To provide a framework for the appropriate planning, issuing, and monitoring of debt.

The debt management policy provides the general framework for planning, issuing, and monitoring debt and ensures sufficient funds to meet debt service obligations while adequately providing for reoccurring operating requirements. The issuance of debt limits the college's flexibility to respond to future learning priorities; consequently, the college shall issue and manage debt in a manner that maintains a sound fiscal position, protects its creditworthiness, and complies with ORS 341.675 and ORS 341.715.
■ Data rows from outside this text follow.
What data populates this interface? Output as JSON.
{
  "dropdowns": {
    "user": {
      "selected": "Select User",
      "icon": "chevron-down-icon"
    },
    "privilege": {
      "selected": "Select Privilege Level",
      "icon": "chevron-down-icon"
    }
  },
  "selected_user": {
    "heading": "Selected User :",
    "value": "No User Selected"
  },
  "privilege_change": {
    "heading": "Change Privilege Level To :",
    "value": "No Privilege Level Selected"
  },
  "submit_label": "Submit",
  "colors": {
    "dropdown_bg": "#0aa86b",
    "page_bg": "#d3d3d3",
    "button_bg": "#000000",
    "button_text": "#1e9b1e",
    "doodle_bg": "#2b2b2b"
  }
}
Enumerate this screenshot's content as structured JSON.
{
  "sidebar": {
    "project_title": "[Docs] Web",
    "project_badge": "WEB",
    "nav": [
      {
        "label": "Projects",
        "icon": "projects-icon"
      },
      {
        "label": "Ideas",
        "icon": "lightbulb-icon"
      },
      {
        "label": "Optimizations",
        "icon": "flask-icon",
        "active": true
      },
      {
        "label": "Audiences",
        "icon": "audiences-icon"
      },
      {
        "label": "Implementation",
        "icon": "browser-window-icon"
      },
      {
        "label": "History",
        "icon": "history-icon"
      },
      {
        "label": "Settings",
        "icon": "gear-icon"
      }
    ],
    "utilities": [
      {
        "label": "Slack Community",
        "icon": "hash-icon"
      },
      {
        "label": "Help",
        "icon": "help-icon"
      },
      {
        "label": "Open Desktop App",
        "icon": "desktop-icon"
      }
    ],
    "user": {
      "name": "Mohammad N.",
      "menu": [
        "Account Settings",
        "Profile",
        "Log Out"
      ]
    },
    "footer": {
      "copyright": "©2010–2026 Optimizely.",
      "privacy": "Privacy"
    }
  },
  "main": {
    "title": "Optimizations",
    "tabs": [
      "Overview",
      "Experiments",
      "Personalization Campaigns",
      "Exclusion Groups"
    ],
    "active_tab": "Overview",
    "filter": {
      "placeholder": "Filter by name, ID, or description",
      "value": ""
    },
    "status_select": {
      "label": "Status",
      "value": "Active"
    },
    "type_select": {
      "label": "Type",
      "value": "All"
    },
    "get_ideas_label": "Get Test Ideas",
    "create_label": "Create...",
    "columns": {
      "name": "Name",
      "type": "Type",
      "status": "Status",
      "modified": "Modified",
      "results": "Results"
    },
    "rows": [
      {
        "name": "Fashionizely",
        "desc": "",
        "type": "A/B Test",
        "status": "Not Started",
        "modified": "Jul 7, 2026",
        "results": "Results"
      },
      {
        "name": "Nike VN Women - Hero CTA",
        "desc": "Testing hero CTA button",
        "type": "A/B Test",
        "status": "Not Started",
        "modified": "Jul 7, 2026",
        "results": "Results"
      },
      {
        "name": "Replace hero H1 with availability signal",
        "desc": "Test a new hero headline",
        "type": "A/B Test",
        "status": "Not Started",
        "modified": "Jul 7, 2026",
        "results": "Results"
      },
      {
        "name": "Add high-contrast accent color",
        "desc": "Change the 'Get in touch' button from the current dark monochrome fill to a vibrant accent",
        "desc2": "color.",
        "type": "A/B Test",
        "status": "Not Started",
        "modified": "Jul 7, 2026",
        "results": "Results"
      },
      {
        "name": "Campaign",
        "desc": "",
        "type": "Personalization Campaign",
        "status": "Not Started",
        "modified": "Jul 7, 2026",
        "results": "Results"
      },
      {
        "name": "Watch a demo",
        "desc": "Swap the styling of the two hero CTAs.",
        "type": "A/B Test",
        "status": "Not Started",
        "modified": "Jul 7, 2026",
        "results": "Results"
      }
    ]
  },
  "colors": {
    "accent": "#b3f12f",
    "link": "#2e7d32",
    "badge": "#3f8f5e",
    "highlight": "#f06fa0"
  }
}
To meet the objectives of this policy, the Board shall ensure that the college incurs and services all debts in a manner that will:

  1. Maintain a balanced relationship between debt service requirements and current operating needs.
  2. Maintain and enhance the college's ability to obtain access to credit markets, at favorable interest rates, in amounts needed for capital improvements and to provide essential services.
  3. Prudently incur and manage debt to minimize costs to the taxpayers and ensure that current decisions do not adversely affect future generations.
  4. Preserve the college's flexibility in capital financing by maintaining an adequate margin of statutory debt capacity.

The Board may authorize borrowing for the college, in compliance with state laws, by resolution stating the upper limit to be obligated at any one time. The president or designee may initiate emergency borrowing prior to Board approval should a quorum of the Board not be available to authorize borrowing. Long-term debt (due more than a year in the future) shall not be issued to fund normal operating needs.